Roman law was not a law of Judicial precedent. In the classic period of the Roman law the commentators make no reference to the decisions of the court; that is, to the decisions of the prætor and the judex. They are not noticed, even for hostile criticism. They have no effect of any sort upon the development of the Roman law.

The reason for this great difference in the organs of legal development between these two systems of law lies in the fact that Anglo-American judges are trained lawyers and that they are considered as the oracles of the law, at least for each case which is submitted for adjudication. The decision of a judge is therefore the law of that case and as far as the case is a precedent, subject to the chance of reversal by a higher court or of overruling by a coordinate court, it helps to declare and to fix the law for future cases. Arguments of counsel and citations of authority are advisory only. In Roman law on the other hand, the praetor was not a trained lawyer except by a mere accident.
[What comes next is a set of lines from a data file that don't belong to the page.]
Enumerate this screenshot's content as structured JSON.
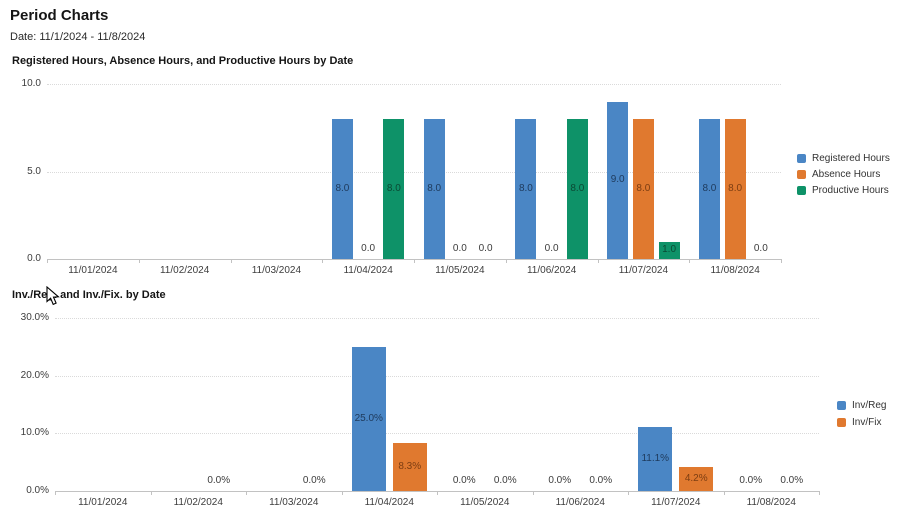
{
  "page": {
    "title": "Period Charts",
    "date_label": "Date: 11/1/2024 - 11/8/2024"
  },
  "colors": {
    "series_blue": "#4A86C5",
    "series_orange": "#E0792F",
    "series_green": "#0E9268",
    "gridline": "#dadada",
    "axis_line": "#c2c2c2",
    "axis_text": "#3d3d3d"
  },
  "chart_data": [
    {
      "type": "bar",
      "title": "Registered Hours, Absence Hours, and Productive Hours by Date",
      "categories": [
        "11/01/2024",
        "11/02/2024",
        "11/03/2024",
        "11/04/2024",
        "11/05/2024",
        "11/06/2024",
        "11/07/2024",
        "11/08/2024"
      ],
      "series": [
        {
          "name": "Registered Hours",
          "color": "#4A86C5",
          "label_color": "#1e3a5c",
          "values": [
            null,
            null,
            null,
            8.0,
            8.0,
            8.0,
            9.0,
            8.0
          ]
        },
        {
          "name": "Absence Hours",
          "color": "#E0792F",
          "label_color": "#7c3d12",
          "values": [
            null,
            null,
            null,
            0.0,
            0.0,
            0.0,
            8.0,
            8.0
          ]
        },
        {
          "name": "Productive Hours",
          "color": "#0E9268",
          "label_color": "#0b4a34",
          "values": [
            null,
            null,
            null,
            8.0,
            0.0,
            8.0,
            1.0,
            0.0
          ]
        }
      ],
      "ylim": [
        0,
        10
      ],
      "yticks": [
        {
          "value": 10,
          "label": "10.0"
        },
        {
          "value": 5,
          "label": "5.0"
        },
        {
          "value": 0,
          "label": "0.0"
        }
      ],
      "value_decimals": 1,
      "value_suffix": "",
      "grid": "horizontal-dotted",
      "legend_position": "right"
    },
    {
      "type": "bar",
      "title": "Inv./Reg. and Inv./Fix. by Date",
      "categories": [
        "11/01/2024",
        "11/02/2024",
        "11/03/2024",
        "11/04/2024",
        "11/05/2024",
        "11/06/2024",
        "11/07/2024",
        "11/08/2024"
      ],
      "series": [
        {
          "name": "Inv/Reg",
          "color": "#4A86C5",
          "label_color": "#1e3a5c",
          "values": [
            null,
            null,
            null,
            25.0,
            0.0,
            0.0,
            11.1,
            0.0
          ]
        },
        {
          "name": "Inv/Fix",
          "color": "#E0792F",
          "label_color": "#7c3d12",
          "values": [
            null,
            0.0,
            0.0,
            8.3,
            0.0,
            0.0,
            4.2,
            0.0
          ]
        }
      ],
      "ylim": [
        0,
        30
      ],
      "yticks": [
        {
          "value": 30,
          "label": "30.0%"
        },
        {
          "value": 20,
          "label": "20.0%"
        },
        {
          "value": 10,
          "label": "10.0%"
        },
        {
          "value": 0,
          "label": "0.0%"
        }
      ],
      "value_decimals": 1,
      "value_suffix": "%",
      "grid": "horizontal-dotted",
      "legend_position": "right"
    }
  ]
}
He was not supposed to have any official knowledge of the law other than to grant or to deny the formula to the plaintiff or the exceptio to the defendant. The praetor presided over the case and referred it to the judex to ascertain the facts. The judex, like the praetor, was not supposed to have any official knowledge of the law. Any legal question of any difficulty was decided by the opinion of the jurisconsultus. This method of administering justice which seems so peculiar to the Anglo-American lawyer is due to the fact that the jus civile originally was one of the mysteries of the college of pontiffs, the priestly caste. The growing power of the plebeians and the downfall of the power of the early aristocracy of Rome reacted upon the position of the pontiffs and the exclusive knowledge of the law which was one of the great sources of their authority was wrested from them. By that time, however, it had become well settled that neither prætor nor judex was supposed to know the law and that legal questions were to be de-


  1. For a discussion of the break-down of the law of precedent under present conditions, see Roscoe Pound, "Law in Books and Law in Action," 44 Am. L. Rev. 12, and John S. Sheppard, Jr., "The Decadence of the System of Precedent," 24 Harv. L. Rev. 298.